Écologie, morphologie
Arbuste cultivé.
Collections de référence
Grenand 1946 ; Moretti 1025, 1046 ; Prévost 3880.
Emplois
Cet arbuste au léger feuillage est encore cultivé et apprécié comme ichtyotoxique par quelques familles créoles, notamment sur les bords de l’Orapu et de la Comté [3]. L’usage de cette plante est déjà signalé par AUBLET en 1775. Selon cet auteur, on l’appelait à cette époque conami Para ou amazone.
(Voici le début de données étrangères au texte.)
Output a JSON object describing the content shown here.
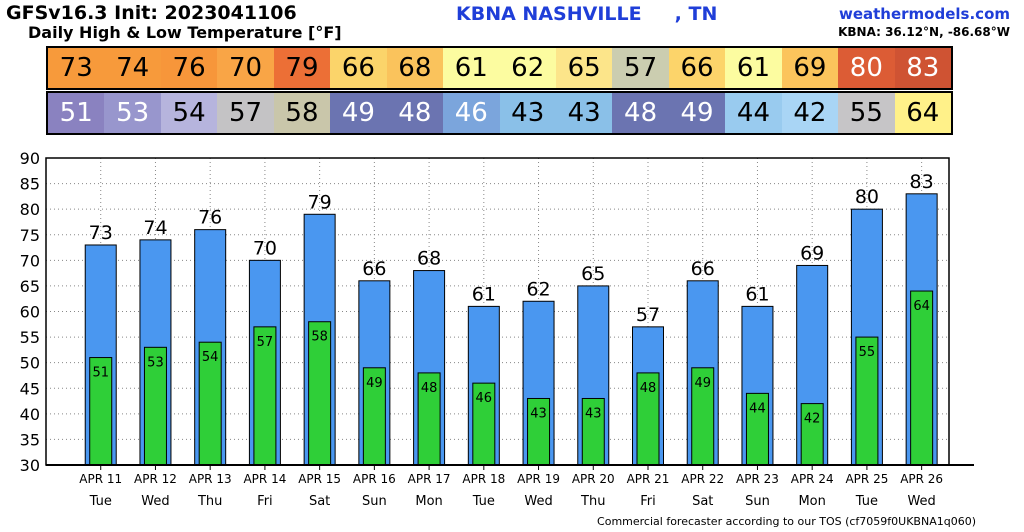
{
  "header": {
    "model_init": "GFSv16.3 Init: 2023041106",
    "subtitle": "Daily High & Low Temperature [°F]",
    "station": "KBNA NASHVILLE     , TN",
    "site": "weathermodels.com",
    "coords": "KBNA: 36.12°N, -86.68°W"
  },
  "footer": "Commercial forecaster according to our TOS (cf7059f0UKBNA1q060)",
  "strips": {
    "high_colors": [
      "#f79a3b",
      "#f79a3b",
      "#f7963a",
      "#f9a546",
      "#ec6f36",
      "#fbd46a",
      "#fac35c",
      "#fcfca0",
      "#fcfca0",
      "#fce58a",
      "#cbcdb0",
      "#fcd46a",
      "#fcfca0",
      "#fbc45c",
      "#dc5c35",
      "#cf5333"
    ],
    "low_colors": [
      "#8a82c0",
      "#9896cd",
      "#b6b4dd",
      "#c4c3c5",
      "#c9c6aa",
      "#6b74b1",
      "#6b74b1",
      "#7ba5dc",
      "#8ac0e8",
      "#8ac0e8",
      "#6b74b1",
      "#6b74b1",
      "#99cbef",
      "#a9d5f5",
      "#c6c5c7",
      "#fff189"
    ],
    "high_text_colors": [
      "#000",
      "#000",
      "#000",
      "#000",
      "#000",
      "#000",
      "#000",
      "#000",
      "#000",
      "#000",
      "#000",
      "#000",
      "#000",
      "#000",
      "#fff",
      "#fff"
    ],
    "low_text_colors": [
      "#fff",
      "#fff",
      "#000",
      "#000",
      "#000",
      "#fff",
      "#fff",
      "#fff",
      "#000",
      "#000",
      "#fff",
      "#fff",
      "#000",
      "#000",
      "#000",
      "#000"
    ]
  },
  "chart_data": {
    "type": "bar",
    "categories": [
      "APR 11",
      "APR 12",
      "APR 13",
      "APR 14",
      "APR 15",
      "APR 16",
      "APR 17",
      "APR 18",
      "APR 19",
      "APR 20",
      "APR 21",
      "APR 22",
      "APR 23",
      "APR 24",
      "APR 25",
      "APR 26"
    ],
    "weekdays": [
      "Tue",
      "Wed",
      "Thu",
      "Fri",
      "Sat",
      "Sun",
      "Mon",
      "Tue",
      "Wed",
      "Thu",
      "Fri",
      "Sat",
      "Sun",
      "Mon",
      "Tue",
      "Wed"
    ],
    "high_labels": [
      "73",
      "74",
      "76",
      "70",
      "79",
      "66",
      "68",
      "61",
      "62",
      "65",
      "57",
      "66",
      "61",
      "69",
      "80",
      "83"
    ],
    "low_labels": [
      "51",
      "53",
      "54",
      "57",
      "58",
      "49",
      "48",
      "46",
      "43",
      "43",
      "48",
      "49",
      "44",
      "42",
      "55",
      "64"
    ],
    "series": [
      {
        "values": [
          73,
          74,
          76,
          70,
          79,
          66,
          68,
          61,
          62,
          65,
          57,
          66,
          61,
          69,
          80,
          83
        ],
        "color": "#4a97f0"
      },
      {
        "values": [
          51,
          53,
          54,
          57,
          58,
          49,
          48,
          46,
          43,
          43,
          48,
          49,
          44,
          42,
          55,
          64
        ],
        "color": "#2fcf38"
      }
    ],
    "ylim": [
      30,
      90
    ],
    "yticks": [
      "30",
      "35",
      "40",
      "45",
      "50",
      "55",
      "60",
      "65",
      "70",
      "75",
      "80",
      "85",
      "90"
    ],
    "grid": true
  }
}
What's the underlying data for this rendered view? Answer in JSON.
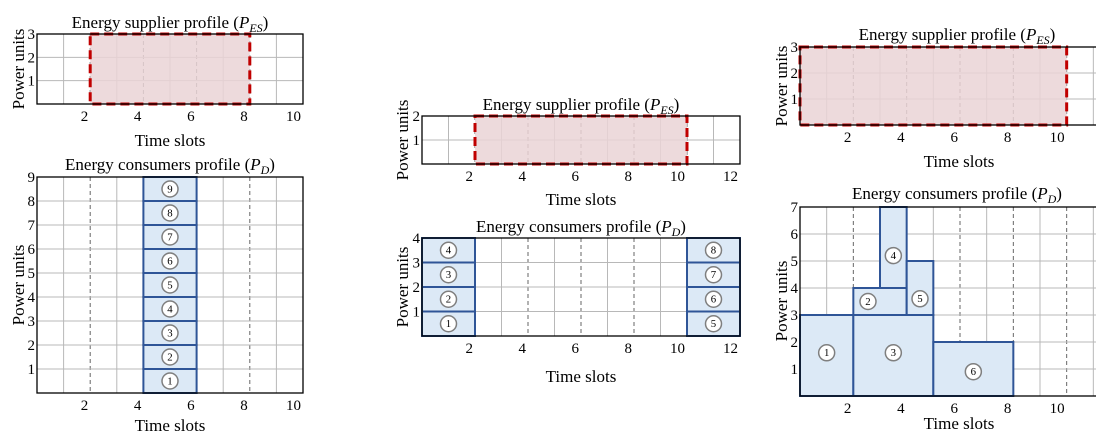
{
  "charts": [
    {
      "title": "Energy supplier profile (",
      "sym": "P",
      "sub": "ES",
      "ylabel": "Power units",
      "xlabel": "Time slots",
      "xticks": [
        "2",
        "4",
        "6",
        "8",
        "10"
      ],
      "yticks": [
        "1",
        "2",
        "3"
      ],
      "es_from": 2,
      "es_to": 8,
      "es_level": 3
    },
    {
      "title": "Energy consumers profile (",
      "sym": "P",
      "sub": "D",
      "ylabel": "Power units",
      "xlabel": "Time slots",
      "xticks": [
        "2",
        "4",
        "6",
        "8",
        "10"
      ],
      "yticks": [
        "1",
        "2",
        "3",
        "4",
        "5",
        "6",
        "7",
        "8",
        "9"
      ],
      "blocks": [
        {
          "id": "1",
          "from": 4,
          "to": 6,
          "y0": 0,
          "y1": 1
        },
        {
          "id": "2",
          "from": 4,
          "to": 6,
          "y0": 1,
          "y1": 2
        },
        {
          "id": "3",
          "from": 4,
          "to": 6,
          "y0": 2,
          "y1": 3
        },
        {
          "id": "4",
          "from": 4,
          "to": 6,
          "y0": 3,
          "y1": 4
        },
        {
          "id": "5",
          "from": 4,
          "to": 6,
          "y0": 4,
          "y1": 5
        },
        {
          "id": "6",
          "from": 4,
          "to": 6,
          "y0": 5,
          "y1": 6
        },
        {
          "id": "7",
          "from": 4,
          "to": 6,
          "y0": 6,
          "y1": 7
        },
        {
          "id": "8",
          "from": 4,
          "to": 6,
          "y0": 7,
          "y1": 8
        },
        {
          "id": "9",
          "from": 4,
          "to": 6,
          "y0": 8,
          "y1": 9
        }
      ]
    },
    {
      "title": "Energy supplier profile (",
      "sym": "P",
      "sub": "ES",
      "ylabel": "Power units",
      "xlabel": "Time slots",
      "xticks": [
        "2",
        "4",
        "6",
        "8",
        "10",
        "12"
      ],
      "yticks": [
        "1",
        "2"
      ],
      "es_from": 2,
      "es_to": 10,
      "es_level": 2
    },
    {
      "title": "Energy consumers profile (",
      "sym": "P",
      "sub": "D",
      "ylabel": "Power units",
      "xlabel": "Time slots",
      "xticks": [
        "2",
        "4",
        "6",
        "8",
        "10",
        "12"
      ],
      "yticks": [
        "1",
        "2",
        "3",
        "4"
      ],
      "blocks": [
        {
          "id": "1",
          "from": 0,
          "to": 2,
          "y0": 0,
          "y1": 1
        },
        {
          "id": "2",
          "from": 0,
          "to": 2,
          "y0": 1,
          "y1": 2
        },
        {
          "id": "3",
          "from": 0,
          "to": 2,
          "y0": 2,
          "y1": 3
        },
        {
          "id": "4",
          "from": 0,
          "to": 2,
          "y0": 3,
          "y1": 4
        },
        {
          "id": "5",
          "from": 10,
          "to": 12,
          "y0": 0,
          "y1": 1
        },
        {
          "id": "6",
          "from": 10,
          "to": 12,
          "y0": 1,
          "y1": 2
        },
        {
          "id": "7",
          "from": 10,
          "to": 12,
          "y0": 2,
          "y1": 3
        },
        {
          "id": "8",
          "from": 10,
          "to": 12,
          "y0": 3,
          "y1": 4
        }
      ]
    },
    {
      "title": "Energy supplier profile (",
      "sym": "P",
      "sub": "ES",
      "ylabel": "Power units",
      "xlabel": "Time slots",
      "xticks": [
        "2",
        "4",
        "6",
        "8",
        "10"
      ],
      "yticks": [
        "1",
        "2",
        "3"
      ],
      "es_from": 0,
      "es_to": 10,
      "es_level": 3
    },
    {
      "title": "Energy consumers profile (",
      "sym": "P",
      "sub": "D",
      "ylabel": "Power units",
      "xlabel": "Time slots",
      "xticks": [
        "2",
        "4",
        "6",
        "8",
        "10"
      ],
      "yticks": [
        "1",
        "2",
        "3",
        "4",
        "5",
        "6",
        "7"
      ],
      "blocks": [
        {
          "id": "1",
          "from": 0,
          "to": 2,
          "y0": 0,
          "y1": 3
        },
        {
          "id": "2",
          "from": 2,
          "to": 4,
          "y0": 3,
          "y1": 4
        },
        {
          "id": "3",
          "from": 2,
          "to": 5,
          "y0": 0,
          "y1": 3
        },
        {
          "id": "4",
          "from": 3,
          "to": 4,
          "y0": 4,
          "y1": 7
        },
        {
          "id": "5",
          "from": 4,
          "to": 5,
          "y0": 3,
          "y1": 5
        },
        {
          "id": "6",
          "from": 5,
          "to": 8,
          "y0": 0,
          "y1": 2
        }
      ]
    }
  ]
}
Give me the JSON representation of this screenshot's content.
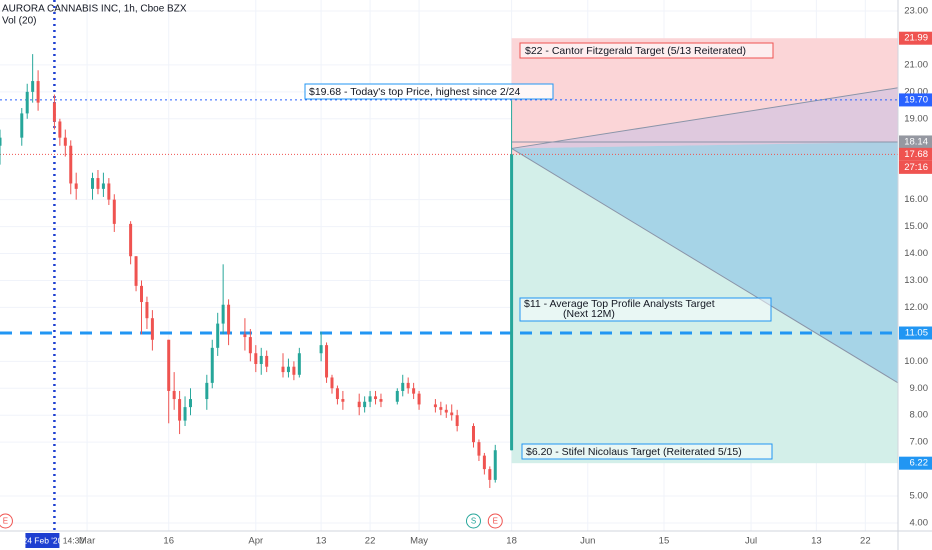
{
  "chart_data": {
    "type": "candlestick",
    "title": "AURORA CANNABIS INC, 1h, Cboe BZX",
    "subtitle": "Vol (20)",
    "xlim": [
      "2020-02-14",
      "2020-07-28"
    ],
    "ylim": [
      4,
      23
    ],
    "yticks": [
      {
        "value": 4,
        "label": "4.00"
      },
      {
        "value": 5,
        "label": "5.00"
      },
      {
        "value": 7,
        "label": "7.00"
      },
      {
        "value": 8,
        "label": "8.00"
      },
      {
        "value": 9,
        "label": "9.00"
      },
      {
        "value": 10,
        "label": "10.00"
      },
      {
        "value": 12,
        "label": "12.00"
      },
      {
        "value": 13,
        "label": "13.00"
      },
      {
        "value": 14,
        "label": "14.00"
      },
      {
        "value": 15,
        "label": "15.00"
      },
      {
        "value": 16,
        "label": "16.00"
      },
      {
        "value": 19,
        "label": "19.00"
      },
      {
        "value": 20,
        "label": "20.00"
      },
      {
        "value": 21,
        "label": "21.00"
      },
      {
        "value": 23,
        "label": "23.00"
      }
    ],
    "xticks": [
      {
        "value": "2020-03-01",
        "label": "Mar"
      },
      {
        "value": "2020-03-16",
        "label": "16"
      },
      {
        "value": "2020-04-01",
        "label": "Apr"
      },
      {
        "value": "2020-04-13",
        "label": "13"
      },
      {
        "value": "2020-04-22",
        "label": "22"
      },
      {
        "value": "2020-05-01",
        "label": "May"
      },
      {
        "value": "2020-05-18",
        "label": "18"
      },
      {
        "value": "2020-06-01",
        "label": "Jun"
      },
      {
        "value": "2020-06-15",
        "label": "15"
      },
      {
        "value": "2020-07-01",
        "label": "Jul"
      },
      {
        "value": "2020-07-13",
        "label": "13"
      },
      {
        "value": "2020-07-22",
        "label": "22"
      }
    ],
    "grid": true,
    "up_color": "#26a69a",
    "down_color": "#ef5350",
    "candles": [
      {
        "date": "2020-02-14",
        "open": 18.0,
        "high": 18.6,
        "low": 17.3,
        "close": 18.3
      },
      {
        "date": "2020-02-18",
        "open": 18.3,
        "high": 19.4,
        "low": 18.0,
        "close": 19.2
      },
      {
        "date": "2020-02-19",
        "open": 19.2,
        "high": 20.3,
        "low": 19.0,
        "close": 20.0
      },
      {
        "date": "2020-02-20",
        "open": 20.0,
        "high": 21.4,
        "low": 19.6,
        "close": 20.4
      },
      {
        "date": "2020-02-21",
        "open": 20.4,
        "high": 20.8,
        "low": 19.3,
        "close": 19.6
      },
      {
        "date": "2020-02-24",
        "open": 19.6,
        "high": 19.9,
        "low": 18.6,
        "close": 18.9
      },
      {
        "date": "2020-02-25",
        "open": 18.9,
        "high": 19.0,
        "low": 18.0,
        "close": 18.3
      },
      {
        "date": "2020-02-26",
        "open": 18.3,
        "high": 18.6,
        "low": 17.6,
        "close": 18.0
      },
      {
        "date": "2020-02-27",
        "open": 18.0,
        "high": 18.2,
        "low": 16.2,
        "close": 16.6
      },
      {
        "date": "2020-02-28",
        "open": 16.6,
        "high": 17.0,
        "low": 16.0,
        "close": 16.4
      },
      {
        "date": "2020-03-02",
        "open": 16.4,
        "high": 17.0,
        "low": 16.0,
        "close": 16.8
      },
      {
        "date": "2020-03-03",
        "open": 16.8,
        "high": 17.1,
        "low": 16.2,
        "close": 16.4
      },
      {
        "date": "2020-03-04",
        "open": 16.4,
        "high": 17.0,
        "low": 16.1,
        "close": 16.6
      },
      {
        "date": "2020-03-05",
        "open": 16.6,
        "high": 16.8,
        "low": 15.8,
        "close": 16.0
      },
      {
        "date": "2020-03-06",
        "open": 16.0,
        "high": 16.2,
        "low": 14.8,
        "close": 15.1
      },
      {
        "date": "2020-03-09",
        "open": 15.1,
        "high": 15.2,
        "low": 13.6,
        "close": 13.9
      },
      {
        "date": "2020-03-10",
        "open": 13.9,
        "high": 13.9,
        "low": 12.6,
        "close": 12.8
      },
      {
        "date": "2020-03-11",
        "open": 12.8,
        "high": 13.0,
        "low": 11.0,
        "close": 12.2
      },
      {
        "date": "2020-03-12",
        "open": 12.2,
        "high": 12.4,
        "low": 11.2,
        "close": 11.6
      },
      {
        "date": "2020-03-13",
        "open": 11.6,
        "high": 11.9,
        "low": 10.4,
        "close": 10.8
      },
      {
        "date": "2020-03-16",
        "open": 10.8,
        "high": 10.8,
        "low": 7.7,
        "close": 8.9
      },
      {
        "date": "2020-03-17",
        "open": 8.9,
        "high": 9.6,
        "low": 8.2,
        "close": 8.6
      },
      {
        "date": "2020-03-18",
        "open": 8.6,
        "high": 8.9,
        "low": 7.3,
        "close": 7.8
      },
      {
        "date": "2020-03-19",
        "open": 7.8,
        "high": 8.7,
        "low": 7.6,
        "close": 8.3
      },
      {
        "date": "2020-03-20",
        "open": 8.3,
        "high": 9.0,
        "low": 8.0,
        "close": 8.6
      },
      {
        "date": "2020-03-23",
        "open": 8.6,
        "high": 9.5,
        "low": 8.2,
        "close": 9.2
      },
      {
        "date": "2020-03-24",
        "open": 9.2,
        "high": 10.8,
        "low": 9.0,
        "close": 10.5
      },
      {
        "date": "2020-03-25",
        "open": 10.5,
        "high": 11.8,
        "low": 10.2,
        "close": 11.4
      },
      {
        "date": "2020-03-26",
        "open": 11.4,
        "high": 13.6,
        "low": 11.0,
        "close": 12.1
      },
      {
        "date": "2020-03-27",
        "open": 12.1,
        "high": 12.3,
        "low": 10.6,
        "close": 11.0
      },
      {
        "date": "2020-03-30",
        "open": 11.0,
        "high": 11.6,
        "low": 10.4,
        "close": 10.9
      },
      {
        "date": "2020-03-31",
        "open": 10.9,
        "high": 11.2,
        "low": 10.0,
        "close": 10.3
      },
      {
        "date": "2020-04-01",
        "open": 10.3,
        "high": 10.6,
        "low": 9.6,
        "close": 9.9
      },
      {
        "date": "2020-04-02",
        "open": 9.9,
        "high": 10.5,
        "low": 9.5,
        "close": 10.2
      },
      {
        "date": "2020-04-03",
        "open": 10.2,
        "high": 10.4,
        "low": 9.6,
        "close": 9.8
      },
      {
        "date": "2020-04-06",
        "open": 9.8,
        "high": 10.3,
        "low": 9.4,
        "close": 9.6
      },
      {
        "date": "2020-04-07",
        "open": 9.6,
        "high": 10.1,
        "low": 9.4,
        "close": 9.8
      },
      {
        "date": "2020-04-08",
        "open": 9.8,
        "high": 10.0,
        "low": 9.3,
        "close": 9.5
      },
      {
        "date": "2020-04-09",
        "open": 9.5,
        "high": 10.5,
        "low": 9.4,
        "close": 10.3
      },
      {
        "date": "2020-04-13",
        "open": 10.3,
        "high": 11.1,
        "low": 10.0,
        "close": 10.6
      },
      {
        "date": "2020-04-14",
        "open": 10.6,
        "high": 10.7,
        "low": 9.2,
        "close": 9.4
      },
      {
        "date": "2020-04-15",
        "open": 9.4,
        "high": 9.5,
        "low": 8.8,
        "close": 9.0
      },
      {
        "date": "2020-04-16",
        "open": 9.0,
        "high": 9.1,
        "low": 8.4,
        "close": 8.6
      },
      {
        "date": "2020-04-17",
        "open": 8.6,
        "high": 8.9,
        "low": 8.2,
        "close": 8.5
      },
      {
        "date": "2020-04-20",
        "open": 8.5,
        "high": 8.8,
        "low": 8.0,
        "close": 8.3
      },
      {
        "date": "2020-04-21",
        "open": 8.3,
        "high": 8.7,
        "low": 8.1,
        "close": 8.5
      },
      {
        "date": "2020-04-22",
        "open": 8.5,
        "high": 8.9,
        "low": 8.3,
        "close": 8.7
      },
      {
        "date": "2020-04-23",
        "open": 8.7,
        "high": 8.9,
        "low": 8.4,
        "close": 8.6
      },
      {
        "date": "2020-04-24",
        "open": 8.6,
        "high": 8.8,
        "low": 8.3,
        "close": 8.5
      },
      {
        "date": "2020-04-27",
        "open": 8.5,
        "high": 9.0,
        "low": 8.4,
        "close": 8.9
      },
      {
        "date": "2020-04-28",
        "open": 8.9,
        "high": 9.5,
        "low": 8.7,
        "close": 9.2
      },
      {
        "date": "2020-04-29",
        "open": 9.2,
        "high": 9.4,
        "low": 8.8,
        "close": 9.0
      },
      {
        "date": "2020-04-30",
        "open": 9.0,
        "high": 9.2,
        "low": 8.6,
        "close": 8.8
      },
      {
        "date": "2020-05-01",
        "open": 8.8,
        "high": 8.9,
        "low": 8.2,
        "close": 8.4
      },
      {
        "date": "2020-05-04",
        "open": 8.4,
        "high": 8.6,
        "low": 8.1,
        "close": 8.3
      },
      {
        "date": "2020-05-05",
        "open": 8.3,
        "high": 8.5,
        "low": 8.0,
        "close": 8.2
      },
      {
        "date": "2020-05-06",
        "open": 8.2,
        "high": 8.4,
        "low": 7.9,
        "close": 8.1
      },
      {
        "date": "2020-05-07",
        "open": 8.1,
        "high": 8.4,
        "low": 7.8,
        "close": 8.0
      },
      {
        "date": "2020-05-08",
        "open": 8.0,
        "high": 8.2,
        "low": 7.4,
        "close": 7.6
      },
      {
        "date": "2020-05-11",
        "open": 7.6,
        "high": 7.7,
        "low": 6.8,
        "close": 7.0
      },
      {
        "date": "2020-05-12",
        "open": 7.0,
        "high": 7.1,
        "low": 6.3,
        "close": 6.5
      },
      {
        "date": "2020-05-13",
        "open": 6.5,
        "high": 6.6,
        "low": 5.8,
        "close": 6.0
      },
      {
        "date": "2020-05-14",
        "open": 6.0,
        "high": 6.1,
        "low": 5.3,
        "close": 5.6
      },
      {
        "date": "2020-05-15",
        "open": 5.6,
        "high": 6.9,
        "low": 5.5,
        "close": 6.7
      },
      {
        "date": "2020-05-18",
        "open": 6.7,
        "high": 19.68,
        "low": 6.7,
        "close": 17.68
      }
    ],
    "zones": [
      {
        "from": "2020-05-18",
        "top": 21.99,
        "bottom": 17.68,
        "color": "#fbd5d7"
      },
      {
        "from": "2020-05-18",
        "top": 17.68,
        "bottom": 6.22,
        "color": "#d3efe9"
      }
    ],
    "fan": {
      "from": "2020-05-18",
      "origin": 17.9,
      "upper": 20.15,
      "lower": 9.2,
      "level": 18.14,
      "upper_color": "#d8c6e0",
      "lower_color": "#9dcfe6",
      "line_color": "#8a94a8"
    },
    "levels": [
      {
        "value": 19.7,
        "color": "#2962ff",
        "dash": "2 3",
        "width": 1
      },
      {
        "value": 17.68,
        "color": "#ef5350",
        "dash": "1 2",
        "width": 1
      },
      {
        "value": 11.05,
        "color": "#2196f3",
        "dash": "12 8",
        "width": 3
      }
    ],
    "price_tags": [
      {
        "value": 21.99,
        "label": "21.99",
        "color": "#ef5350"
      },
      {
        "value": 19.7,
        "label": "19.70",
        "color": "#2962ff"
      },
      {
        "value": 18.14,
        "label": "18.14",
        "color": "#9598a1"
      },
      {
        "value": 17.68,
        "label": "17.68",
        "color": "#ef5350"
      },
      {
        "value": 11.05,
        "label": "11.05",
        "color": "#2196f3"
      },
      {
        "value": 6.22,
        "color": "#2196f3"
      }
    ],
    "countdown": "27:16",
    "annotations": [
      "$22 - Cantor Fitzgerald Target (5/13 Reiterated)",
      "$19.68 - Today's top Price, highest since 2/24",
      "$11 - Average Top Profile Analysts Target",
      "(Next 12M)",
      "$6.20 - Stifel Nicolaus Target (Reiterated 5/15)"
    ],
    "crosshair": {
      "date": "2020-02-24",
      "label": "24 Feb '20",
      "time": "14:30"
    },
    "events": [
      {
        "date": "2020-02-15",
        "label": "E",
        "color": "#ef5350"
      },
      {
        "date": "2020-05-11",
        "label": "S",
        "color": "#26a69a"
      },
      {
        "date": "2020-05-15",
        "label": "E",
        "color": "#ef5350"
      }
    ]
  }
}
De nombreuses ethnies amérindiennes de Guyane semblent l’ignorer alors qu’elle est commune ailleurs en Amazonie (PRANCE, 1972). On peut donc supposer qu’elle fut introduite au cours du XVIIIe siècle et que son usage n’a pas connu un essor très important. Signalons qu’aux Antilles françaises, elle est également connue comme ichtyotoxique et reste employée sous le nom d’énivrage (FOURNET, 1978) [4]. Les counami, aussi bien Phyllanthus que Clibadium (Astéracées), sont utilisés en Guyane pour empoisonner les petits ruisseaux après avoir été battus ou broyés au pilon jusqu’à en faire une bouillie (MORETTI et GRENAND 1982). Phyllanthus brasiliensis est utilisé en macération par les Palikur pour détruire les fourmis du genre Solenopsis et les fourmis-manioc (Atta spp.). La macération est versée dans les orifices des fourmilières.
Étymologie
- Créole : counami, cf. Clibadium sylvestre et petites feuilles en raison du feuillage fin et délicat.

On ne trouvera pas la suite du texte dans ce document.